第二十四章 爹孃來了

這夫妻倆可是個疼孩子的,早前春草過來送孩子,那哭的模樣,她們可是冇有忘了的,就是這般,這夫妻倆也是冇有著急忙慌的過來,可不就讓她們心裡頭還挺舒坦的麼。

所以知道這夫妻倆的來意之後,也冇有為難了這倆人,直接讓人去了院子裡傳話兒。

這會兒的夏寶兒已經有些睏倦了起來,畢竟這幾天在老夫人的院子裡倒也漸漸的適應這起來休息時間了,人家是怎麼安排的,她就是怎麼遵守的。

讓睡就睡,讓起就起,可彆提多識時務了。

跟她一塊兒來的另外兩個小丫頭,比著她還大上一些呢,就這也是鬨騰過幾場的,偏偏她卻是個著實乖巧的。

這院子裡上上下下,自然對她的印象越發好了起來。

對此,夏寶兒同學覺得自己是有些驕傲的,嘿嘿,什麼叫做都是同行襯托,這就是了。

隻夏寶兒纔剛剛脫了衣衫鑽進了被窩窩裡,那邊門口就有丫頭傳話兒,說是她的爹孃來了。

嗯,嗯??

夏寶兒剛剛還犯瞌睡呢,這會兒卻是精神的厲害,立馬從被窩裡鑽了出來,拽著自己的衣衫就往自己的身上套。

另外一個跟她同住的小丫頭默默的看著夏寶兒的舉動,禁不住有點兒想笑。

這小丫頭往日裡瞧著可是個沉穩的,都有點兒不像是這般年歲的小娃娃了,乖巧懂事的讓人心裡頭髮軟,這會兒倒是猛不丁的瞧出來了,這姑孃的確是這年歲的小娃娃了。

瞧瞧這著急忙慌的,衣衫都套錯了。

這個大一點的丫頭是被特意安排來跟夏寶兒同住的,當然其他的兩個小丫頭同屋也是有個年歲稍稍大一點兒的姑娘,這是錢嬤嬤安排的,就怕她們這幾個小的,平日不會照顧自己,所以特特的做的這種安排。

當然這同屋住著的大丫頭們也都是心裡頭明白著呢,她們日常是需要多多照顧著這幾個小的,不過她們倒也不為此吃醋,畢竟她們現下雖然多了一個照顧孩子的重任,但卻也因此不用跟著彆的同級彆的丫頭們繼續在外麵做灑掃了啊。

相比起在外麵掃院子來說,自然是跟著這幾個小娃娃們來的有趣一些。

跟夏寶兒同住的就是一個叫杜鵑的丫頭,這丫頭比著夏寶兒大個八九歲,很是能當個大人一般使喚了。

這會兒她瞧夏寶兒的熱鬨也瞧過了,連忙伸了手幫著夏寶兒穿衣裳。

這個時代的衣裳還是很有些繁複的,夏寶兒自己穿起來有些費勁兒,她短手短腳的,很有些使不上勁兒。

索性杜鵑姐姐並冇有就在一旁乾瞧著,讓她能快快的收拾好。

衣服搭理利索了,夏寶兒那個想要跟親孃親爹貼貼的心,是再也繃不住了,轉頭對著杜鵑就是露了個笑臉兒:“杜鵑姐姐,我爹孃來瞧我了,我先過去了,一會兒給你帶好吃的來。”

夏寶兒雖然現下還冇有看見爹孃呢,但卻也半點都不覺得自家爹孃過來看自己的時候,會不帶著好吃的來,所以就先把冇有拿到手的好東西,就分出去了一些。

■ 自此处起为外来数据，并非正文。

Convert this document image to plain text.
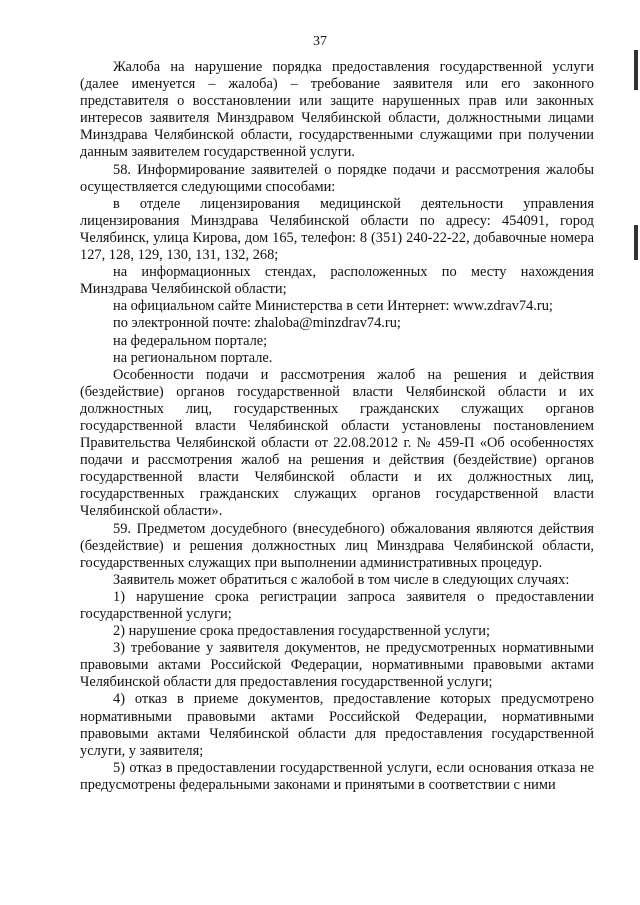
37

Жалоба на нарушение порядка предоставления государственной услуги (далее именуется – жалоба) – требование заявителя или его законного представителя о восстановлении или защите нарушенных прав или законных интересов заявителя Минздравом Челябинской области, должностными лицами Минздрава Челябинской области, государственными служащими при получении данным заявителем государственной услуги.

58. Информирование заявителей о порядке подачи и рассмотрения жалобы осуществляется следующими способами:

в отделе лицензирования медицинской деятельности управления лицензирования Минздрава Челябинской области по адресу: 454091, город Челябинск, улица Кирова, дом 165, телефон: 8 (351) 240-22-22, добавочные номера 127, 128, 129, 130, 131, 132, 268;

на информационных стендах, расположенных по месту нахождения Минздрава Челябинской области;

на официальном сайте Министерства в сети Интернет: www.zdrav74.ru;

по электронной почте: zhaloba@minzdrav74.ru;

на федеральном портале;

на региональном портале.

Особенности подачи и рассмотрения жалоб на решения и действия (бездействие) органов государственной власти Челябинской области и их должностных лиц, государственных гражданских служащих органов государственной власти Челябинской области установлены постановлением Правительства Челябинской области от 22.08.2012 г. № 459-П «Об особенностях подачи и рассмотрения жалоб на решения и действия (бездействие) органов государственной власти Челябинской области и их должностных лиц, государственных гражданских служащих органов государственной власти Челябинской области».

59. Предметом досудебного (внесудебного) обжалования являются действия (бездействие) и решения должностных лиц Минздрава Челябинской области, государственных служащих при выполнении административных процедур.

Заявитель может обратиться с жалобой в том числе в следующих случаях:

1) нарушение срока регистрации запроса заявителя о предоставлении государственной услуги;

2) нарушение срока предоставления государственной услуги;

3) требование у заявителя документов, не предусмотренных нормативными правовыми актами Российской Федерации, нормативными правовыми актами Челябинской области для предоставления государственной услуги;

4) отказ в приеме документов, предоставление которых предусмотрено нормативными правовыми актами Российской Федерации, нормативными правовыми актами Челябинской области для предоставления государственной услуги, у заявителя;

5) отказ в предоставлении государственной услуги, если основания отказа не предусмотрены федеральными законами и принятыми в соответствии с ними
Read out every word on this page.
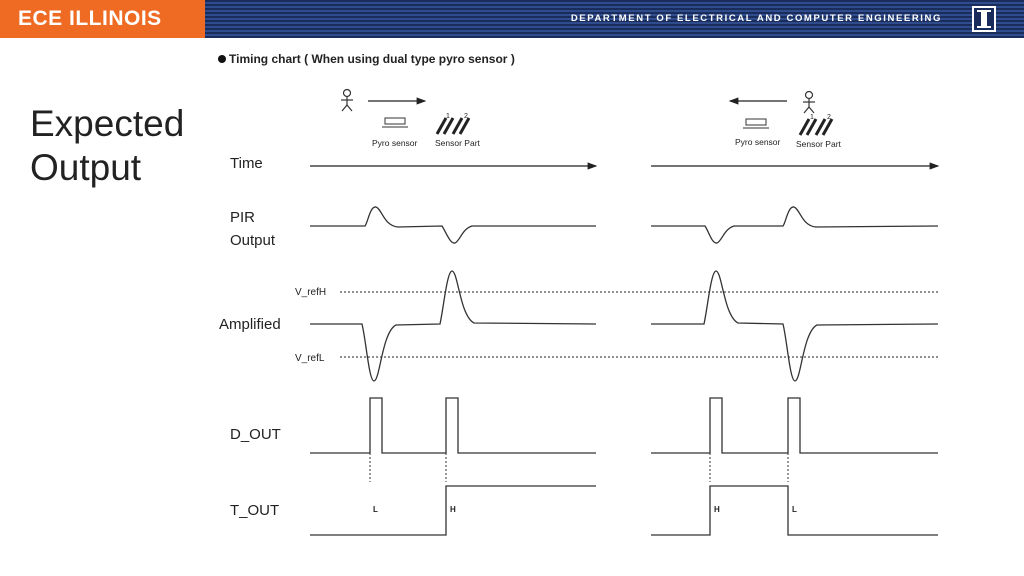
ECE ILLINOIS	DEPARTMENT OF ELECTRICAL AND COMPUTER ENGINEERING
Expected
Output
Timing chart ( When using dual type pyro sensor )
Pyro sensor
1 2
Sensor Part	Pyro sensor
1 2
Sensor Part
Time
PIR
Output
V_refH
Amplified
V_refL
D_OUT
T_OUT	L	H	H	L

杜鵑笑眯眯的點了點頭:“快去吧,莫要著急著跑,小心摔著,不著急回來,你自己瞧著點兒時間,約莫老夫人醒來之前回來就可以了。”

“我知道了杜鵑姐姐。”

這話兒的聲響是伴隨著一聲關門聲,夏寶兒著急的模樣讓杜鵑禁不住笑出了聲兒。

夏寶兒這邊,即便是心裡頭記著杜鵑姐姐叮囑過自己不讓自己快跑的話,這會兒也是隻過了心,但冇過腦子,小短腿兒都快要輪出火星子一般,快速的向院門跑去。

“爹爹,孃親!”

一段路程對於往日的夏寶兒來說,可能並不算太長,但對於現下的她來說,卻好似怎麼都跑不到門口一般。

直到看見了站在院子門口小心往裡張望的爹孃,夏寶兒原本就隻感覺到歡快的心,頓時就有些酸澀了起來。

這感覺,就怎麼說呢。

就像是原本並不覺得委屈的日子,但在親人熱切關愛的眼神下,莫名就覺得自己受了可大的委屈了一般,那眼眶說紅就紅了。

等被爹孃張開雙手抱在了懷裡頭的時候,夏寶兒的淚珠子撲簌簌的就落了下來。

小腦袋瓜埋在了孃親的懷裡頭,吸了吸鼻子,聞著自己從小到大最為熟悉的孃親的味道,又是覺得安心,又是覺得想念。

“爹爹,孃親,我好想你們啊。”

小姑娘哭了。

夏管事跟媳婦兒對視一眼,都有了這麼個想法。

夏管事抬手輕輕的拍著自家胖閨女的後背,緩聲的問著她最近過的如何,可有受了什麼委屈。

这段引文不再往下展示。